А уж как мальчонка родился, так и вовсе посчитала себя самой счастливой. Знала она, что отец о наследнике фамилии мечтает, да не было у них с матерью больше детей. И как внука увидел Аким, так забыл о прошлых обидах на дочь, о том, что в подоле принесла.
- Вот он, богатырь! Наша порода, Громов!
Василиса позволила отцу самому назвать ребенка.
- Быть ему Громовым Андреем Павловичем! - держа внука на руках, улыбался Аким. Наследник мой, дождался еще одного мужика в доме.
- Ой, умора, - рассмеялась Прасковья. - А есть что наследовать? Пять куриц во дворе, петух, коза да старая кляча.
- Вот что ты за баба такая? А дом? Крепкий и хороший дом, который я строил сразу после свадьбы. Я ж для чего год на лесах работал и дерево зарабатывал? Три комнаты просторные, думал, тут ребятня бегать будет. А теперь вот и наследник есть для этого дома. Глядишь, Васька замуж выйдет и еще детишек нарожает.
Василиса печально улыбнулась отцу, а мысли вернули её к Павлу. Вот уж несколько месяцев он ничего не пишет. И мысли о старших Астафьевых покоя не давали.
****
Павел не вернулся. Напрасно ждала Василиса его или хотя бы весточки какой, будто испарился он из её жизни. Вспоминала она слёзы свои, которые лила на прощание. Как чувствовала она, что в последний раз видит своего любимого.

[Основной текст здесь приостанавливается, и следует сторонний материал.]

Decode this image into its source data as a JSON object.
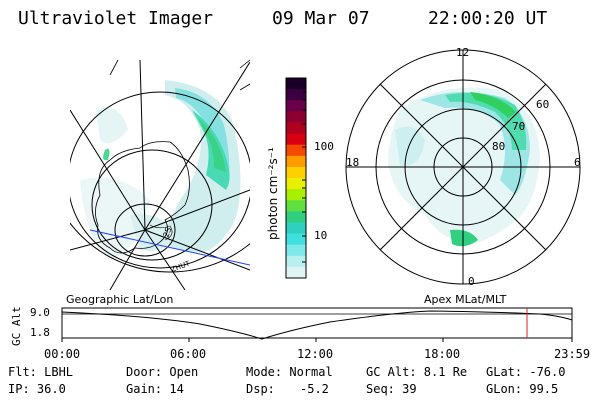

А годы шли. Рос и Андрей, поразительно похожий на своего отца. Аким и Прасковья души не чаяли во внуке, баловали его. Аким мальчонку на речку с собой брал, силки вместе ставили в лесу, обучал его столярному делу.
В 1930 году, когда Василисе уже было 26 лет, она смогла вновь полюбить.
В их селе основали колхоз, прибыл туда агроном Василий. Сразу приглянулась ему Василиса. Было ему всё равно, что старше она деревенских невест, которые ужом вились возле тридцатилетнего специалиста, не посмотрел он плохо и на то, что в подоле она ребенка принесла. Начал он знаки внимания ей оказывать, до дома провожал, цветы полевые в округе обрывал. А люди смеялись и назвали эту парочку "Васьками".
- Глянь, Васьки идут, - говорили женщины и смеялись, когда видели Василия и Василису.
В 1931 году свадьбу играли. Аким настоял, чтобы зять в дом к нему жить пошел.
- Неправильно это. Жена должна у мужа жить, - смущался Василий.
- Ага, у мужа.. В той хибарке, которую тебе выделили? А тут добротный, крепкий и теплый дом. Не позволю внука своего в холодную избенку тащить. Да и на других внуков рассчитываю, так что вам же лучше, коли родители будут рядом и поддерживать. А после нашей смерти дом этот и унаследуете.
Василий поблагодарил тестя. Он и сам этого желал, только вот принято, чтобы жена к мужу уходила. А у него и правда домишко холодный да маленький. Что было, то и выделили. Своего жилья у Василия не было, сирота он, у тетки воспитывался. А уж когда вырос и выучился, всё по служебным домам скитался. Никакого наследства из прошлого не было у него.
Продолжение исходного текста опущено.